Weather also emphasizes the other-worldliness of the weïrd sisters. Their prophecy of kingship drives Macbeth to attempt a seizure of the throne. They also goad him on when he is beginning to lose confidence in his position. Whenever these sisters make their appearance, the play makes a specific note that they should be accompanied by "thunder and lightning," (I, 1, 1). The weather effects of thunder and lightening symbolize their great power. The disturbance of calm also emphasizes the weïrd sisters' unnatural presence. The sisters provide a fitting summary of the events that accompany Macbeth's ascension to and eventual fall from the throne. Their words evoke the inner distortion and corruption of Macbeth which leads to the outer reversal of natural events, "Fair is foul, and foul is fair," (1, I, 10).

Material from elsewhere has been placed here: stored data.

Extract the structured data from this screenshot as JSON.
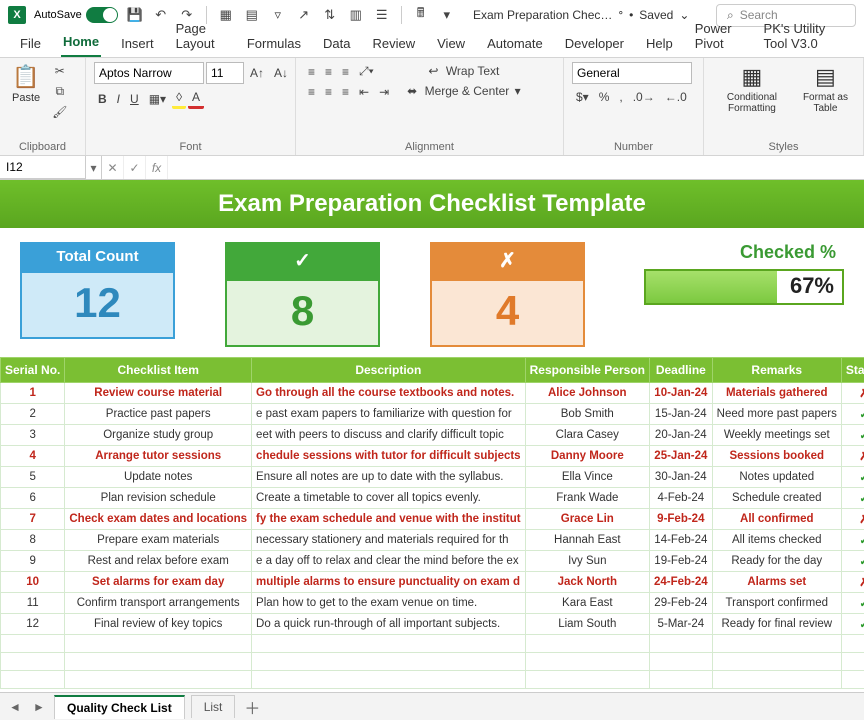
{
  "titlebar": {
    "autosave_label": "AutoSave",
    "autosave_state": "On",
    "doc_name": "Exam Preparation Chec…",
    "saved_status": "Saved",
    "search_placeholder": "Search"
  },
  "tabs": [
    "File",
    "Home",
    "Insert",
    "Page Layout",
    "Formulas",
    "Data",
    "Review",
    "View",
    "Automate",
    "Developer",
    "Help",
    "Power Pivot",
    "PK's Utility Tool V3.0"
  ],
  "active_tab": "Home",
  "ribbon": {
    "paste_label": "Paste",
    "clipboard_label": "Clipboard",
    "font_name": "Aptos Narrow",
    "font_size": "11",
    "font_label": "Font",
    "alignment_label": "Alignment",
    "wrap_text": "Wrap Text",
    "merge_center": "Merge & Center",
    "number_format": "General",
    "number_label": "Number",
    "cond_fmt": "Conditional Formatting",
    "fmt_table": "Format as Table",
    "styles_label": "Styles"
  },
  "formula_bar": {
    "cell_ref": "I12",
    "formula": ""
  },
  "banner_title": "Exam Preparation Checklist Template",
  "cards": {
    "total_label": "Total Count",
    "total_value": "12",
    "checked_value": "8",
    "unchecked_value": "4",
    "pct_label": "Checked %",
    "pct_value": "67%",
    "pct_fill": 67
  },
  "headers": [
    "Serial No.",
    "Checklist Item",
    "Description",
    "Responsible Person",
    "Deadline",
    "Remarks",
    "Status"
  ],
  "rows": [
    {
      "n": "1",
      "item": "Review course material",
      "desc": "Go through all the course textbooks and notes.",
      "who": "Alice Johnson",
      "date": "10-Jan-24",
      "rem": "Materials gathered",
      "ok": false,
      "flag": true
    },
    {
      "n": "2",
      "item": "Practice past papers",
      "desc": "e past exam papers to familiarize with question for",
      "who": "Bob Smith",
      "date": "15-Jan-24",
      "rem": "Need more past papers",
      "ok": true,
      "flag": false
    },
    {
      "n": "3",
      "item": "Organize study group",
      "desc": "eet with peers to discuss and clarify difficult topic",
      "who": "Clara Casey",
      "date": "20-Jan-24",
      "rem": "Weekly meetings set",
      "ok": true,
      "flag": false
    },
    {
      "n": "4",
      "item": "Arrange tutor sessions",
      "desc": "chedule sessions with tutor for difficult subjects",
      "who": "Danny Moore",
      "date": "25-Jan-24",
      "rem": "Sessions booked",
      "ok": false,
      "flag": true
    },
    {
      "n": "5",
      "item": "Update notes",
      "desc": "Ensure all notes are up to date with the syllabus.",
      "who": "Ella Vince",
      "date": "30-Jan-24",
      "rem": "Notes updated",
      "ok": true,
      "flag": false
    },
    {
      "n": "6",
      "item": "Plan revision schedule",
      "desc": "Create a timetable to cover all topics evenly.",
      "who": "Frank Wade",
      "date": "4-Feb-24",
      "rem": "Schedule created",
      "ok": true,
      "flag": false
    },
    {
      "n": "7",
      "item": "Check exam dates and locations",
      "desc": "fy the exam schedule and venue with the institut",
      "who": "Grace Lin",
      "date": "9-Feb-24",
      "rem": "All confirmed",
      "ok": false,
      "flag": true
    },
    {
      "n": "8",
      "item": "Prepare exam materials",
      "desc": "necessary stationery and materials required for th",
      "who": "Hannah East",
      "date": "14-Feb-24",
      "rem": "All items checked",
      "ok": true,
      "flag": false
    },
    {
      "n": "9",
      "item": "Rest and relax before exam",
      "desc": "e a day off to relax and clear the mind before the ex",
      "who": "Ivy Sun",
      "date": "19-Feb-24",
      "rem": "Ready for the day",
      "ok": true,
      "flag": false
    },
    {
      "n": "10",
      "item": "Set alarms for exam day",
      "desc": "multiple alarms to ensure punctuality on exam d",
      "who": "Jack North",
      "date": "24-Feb-24",
      "rem": "Alarms set",
      "ok": false,
      "flag": true
    },
    {
      "n": "11",
      "item": "Confirm transport arrangements",
      "desc": "Plan how to get to the exam venue on time.",
      "who": "Kara East",
      "date": "29-Feb-24",
      "rem": "Transport confirmed",
      "ok": true,
      "flag": false
    },
    {
      "n": "12",
      "item": "Final review of key topics",
      "desc": "Do a quick run-through of all important subjects.",
      "who": "Liam South",
      "date": "5-Mar-24",
      "rem": "Ready for final review",
      "ok": true,
      "flag": false
    }
  ],
  "sheet_tabs": {
    "active": "Quality Check List",
    "others": [
      "List"
    ]
  }
}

Normal human activities are twisted and disrupted by Macbeth’s rise to power. The feast, which in normal circumstances is a time of celebration, reverses itself into a time of mourning. As Macbeth begins a feast with his lords, he comments on the congeniality of the situation: "Both sides are even: here I’ll sit I’ th’ midst: Be large in mirth; anon we’ll drink a measure the table round," (III, 4, 11-12). The pleasant atmosphere soon dissipates, however, when Macbeth reacts to the site of Banquo's ghost. His repeated outbursts are enough to bring the feast to a screeching halt, reversing the celebration into something undesirable. Terrified by Macbeth’s raving, Lady Macbeth exclaims, "You have displaced the mirth, broke the good meeting, with most admired disorder," (III, 4, 109-110). The turnaround from a time of joy to a time of sorrow as a consequence of Macbeth’s guilty conscience is startling.

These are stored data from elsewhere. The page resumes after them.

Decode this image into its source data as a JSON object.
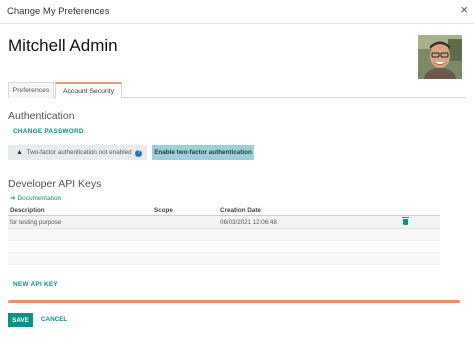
{
  "dialog": {
    "title": "Change My Preferences",
    "close_label": "×"
  },
  "user": {
    "name": "Mitchell Admin"
  },
  "tabs": [
    {
      "label": "Preferences",
      "active": false
    },
    {
      "label": "Account Security",
      "active": true
    }
  ],
  "authentication": {
    "title": "Authentication",
    "change_password_label": "CHANGE PASSWORD",
    "twofa_status": "Two-factor authentication not enabled",
    "help_glyph": "?",
    "enable_twofa_label": "Enable two-factor authentication"
  },
  "api_keys": {
    "title": "Developer API Keys",
    "documentation_label": "Documentation",
    "columns": [
      "Description",
      "Scope",
      "Creation Date"
    ],
    "rows": [
      {
        "description": "for testing purpose",
        "scope": "",
        "creation_date": "06/03/2021 12:06:48"
      }
    ],
    "new_key_label": "NEW API KEY"
  },
  "footer": {
    "save_label": "SAVE",
    "cancel_label": "CANCEL"
  },
  "colors": {
    "accent": "#0e8f87",
    "tab_highlight": "#e59a7c",
    "enable_button": "#9fcfd8"
  }
}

The greatest reversal of the play and one of the greatest examples of the twists in natural events concerns the fortunes of Scotland. When the play begins, King Duncan has successfully warded off invaders from foreign lands, maintaining the peace and prosperity of Scotland. By the end of the play, it becomes clear that Scotland's fortunes have been thoroughly reversed by the malevolence of Macbeth. When Macduff and the exiled prince Malcom meet, Macduff says, "Each new morn new widows howl, new orphans cry, new sorrows strike heaven on the face, that it resounds as if it felt with Scotland and yelled out like syllable of dolor," (IV, 3, 4-8). The whole of Scotland goes from a land blessed by a good king and victory in battle to a squalid, suffering hell.

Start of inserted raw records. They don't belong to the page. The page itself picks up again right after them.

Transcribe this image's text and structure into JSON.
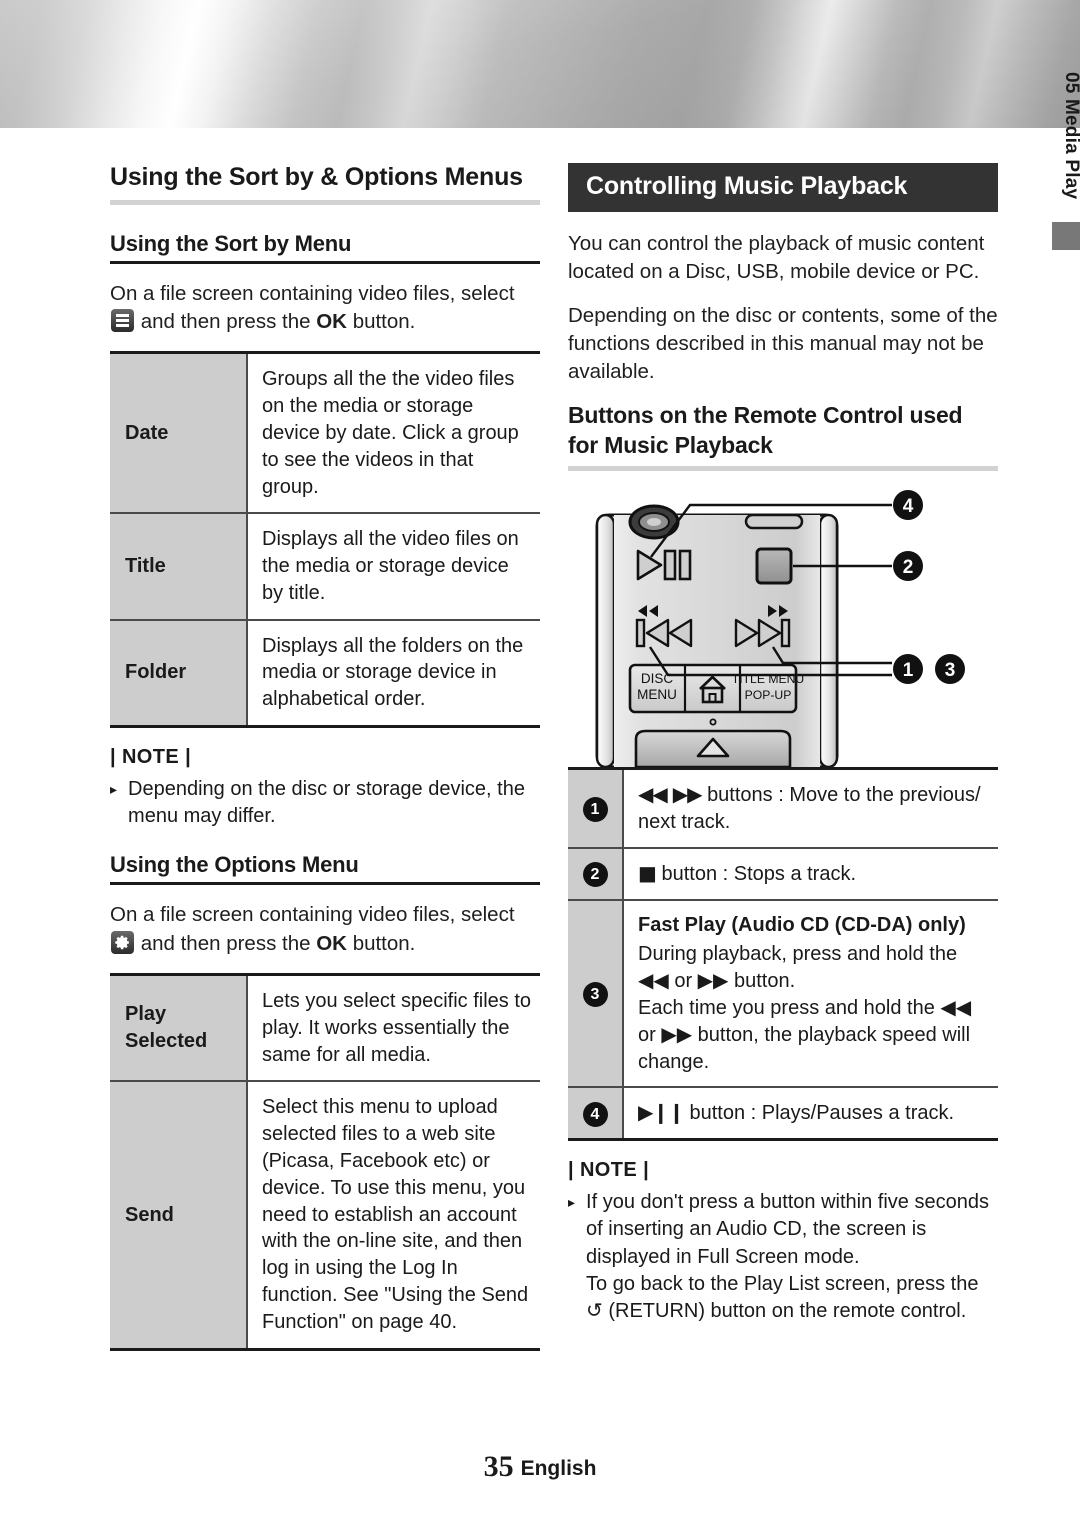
{
  "chapter_tab": {
    "label": "05  Media Play"
  },
  "left": {
    "section_title": "Using the Sort by & Options Menus",
    "sort_by": {
      "heading": "Using the Sort by Menu",
      "intro_a": "On a file screen containing video files, select",
      "intro_b": "and then press the",
      "intro_ok": "OK",
      "intro_c": "button.",
      "rows": [
        {
          "label": "Date",
          "desc": "Groups all the the video files on the media or storage device by date. Click a group to see the videos in that group."
        },
        {
          "label": "Title",
          "desc": "Displays all the video files on the media or storage device by title."
        },
        {
          "label": "Folder",
          "desc": "Displays all the folders on the media or storage device in alphabetical order."
        }
      ],
      "note_head": "| NOTE |",
      "note_items": [
        "Depending on the disc or storage device, the menu may differ."
      ]
    },
    "options": {
      "heading": "Using the Options Menu",
      "intro_a": "On a file screen containing video files, select",
      "intro_b": "and then press the",
      "intro_ok": "OK",
      "intro_c": "button.",
      "rows": [
        {
          "label": "Play Selected",
          "desc": "Lets you select specific files to play. It works essentially the same for all media."
        },
        {
          "label": "Send",
          "desc": "Select this menu to upload selected files to a web site (Picasa, Facebook etc) or device. To use this menu, you need to establish an account with the on-line site, and then log in using the Log In function. See \"Using the Send Function\" on page 40."
        }
      ]
    }
  },
  "right": {
    "banner_title": "Controlling Music Playback",
    "intro_p1": "You can control the playback of music content located on a Disc, USB, mobile device or PC.",
    "intro_p2": "Depending on the disc or contents, some of the functions described in this manual may not be available.",
    "buttons_heading": "Buttons on the Remote Control used for Music Playback",
    "remote": {
      "disc_menu_line1": "DISC",
      "disc_menu_line2": "MENU",
      "home_icon": "home-icon",
      "title_menu_line1": "TITLE MENU",
      "title_menu_line2": "POP-UP",
      "callouts": [
        "1",
        "2",
        "3",
        "4"
      ]
    },
    "rows": [
      {
        "num": "1",
        "glyph": "◀◀  ▶▶",
        "text": "buttons : Move to the previous/ next track."
      },
      {
        "num": "2",
        "glyph": "■",
        "text": "button : Stops a track."
      },
      {
        "num": "3",
        "title": "Fast Play (Audio CD (CD-DA) only)",
        "text": "During playback, press and hold the ◀◀ or ▶▶ button.\nEach time you press and hold the ◀◀ or ▶▶ button, the playback speed will change."
      },
      {
        "num": "4",
        "glyph": "▶❙❙",
        "text": "button : Plays/Pauses a track."
      }
    ],
    "note_head": "| NOTE |",
    "note_items": [
      "If you don't press a button within five seconds of inserting an Audio CD, the screen is displayed in Full Screen mode.\nTo go back to the Play List screen, press the ↺ (RETURN) button on the remote control."
    ]
  },
  "footer": {
    "page_number": "35",
    "language": "English"
  },
  "colors": {
    "header_bar": "#333333",
    "cell_gray": "#cdcdcd",
    "rule_light": "#d2d2d2",
    "text": "#1a1a1a",
    "tab_block": "#787878"
  }
}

Throughout the play, Shakespeare indicates the strangeness and horrible nature of Macbeth's actions through disruptions and reversals of events. The witches announce this pattern when they leave the stage in the first scene. The pattern continues to hold from the moment of Macbeth's contemplation of murdering King Duncan to the traitor's final downfall from the throne. All of the realms of nature from the smallest to the largest are reversed and disrupted. Everything is distorted as Macbeth twists reality to serve is over-reaching ambition. The immensity of Macbeth’s crimes becomes readily apparent to the reader through these layers of distortion. To emphasize Macbeth’s error in going against natural process, Shakespeare skillfully uses symbolic distortions, disruptions, and reversals of natural events.